The day up top was even better than it was on the surface. The air was absolutely smooth. The sky was clear, I had a great flying buddy, and the airplane flew great. Sometimes in life things come together.
It was the kind of airplane that I knew I’d be able to land by feel the first time out, and I was right. By then there was a little crosswind, but nothing to worry about. Ramon suggested some numbers—they sounded slow to my brain, which is used to faster planes in general, but logically, from what I’d seen in slow flight, not quite slow enough. Which is how it always seems to work on first flights. The demo pilot always builds in a little extra margin, right? And sure enough, as we came over the fence, we had a little extra speed, so I let it bleed off—I used just 30 degrees of flaps—and flared it nice and nose high, and squeak, squeak.
There’s no doubt in my mind that the V1.0 would make student pilots and their instructors happy, perhaps deliriously so. As I mentioned earlier, it might make the flight school owners even happier. The plane lists at $278,000, which is at least $100,000 less than comparable, better-known four-seat trainers.
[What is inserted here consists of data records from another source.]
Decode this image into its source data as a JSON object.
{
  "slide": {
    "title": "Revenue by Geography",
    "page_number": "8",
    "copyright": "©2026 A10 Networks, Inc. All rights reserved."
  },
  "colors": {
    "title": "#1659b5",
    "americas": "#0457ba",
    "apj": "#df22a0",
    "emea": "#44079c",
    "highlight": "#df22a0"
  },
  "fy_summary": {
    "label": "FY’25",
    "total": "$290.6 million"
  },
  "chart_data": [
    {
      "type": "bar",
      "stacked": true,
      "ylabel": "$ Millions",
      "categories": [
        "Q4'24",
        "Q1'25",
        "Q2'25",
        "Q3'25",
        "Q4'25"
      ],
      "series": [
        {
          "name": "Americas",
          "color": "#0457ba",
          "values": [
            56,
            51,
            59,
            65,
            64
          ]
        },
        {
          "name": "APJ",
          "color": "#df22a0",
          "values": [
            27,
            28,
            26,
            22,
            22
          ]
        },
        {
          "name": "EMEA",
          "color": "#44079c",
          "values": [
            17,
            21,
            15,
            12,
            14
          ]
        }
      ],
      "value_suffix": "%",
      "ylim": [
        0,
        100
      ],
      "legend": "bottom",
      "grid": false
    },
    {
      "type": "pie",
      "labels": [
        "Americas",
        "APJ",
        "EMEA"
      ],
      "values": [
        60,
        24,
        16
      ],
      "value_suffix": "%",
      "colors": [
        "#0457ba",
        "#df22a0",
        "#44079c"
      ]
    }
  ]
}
Having grown up in a family that ran flight schools, I know that there’s more to a plane’s value as a trainer than its purchase price, and Ameravia has its work cut out for it in making a case for this newcomer to be adopted in big numbers by flight schools that are concerned about all facets of operation and their impact on the bottom line, as well as their effectiveness as training platforms.
That said, the V1.0 has a lot going for it: a time-tested design, the most popular engine in the category, terrific flying manners and a dose of personality so big that even after a great day of winging around, it makes one want to go flying one more time. And then again. You get the gist.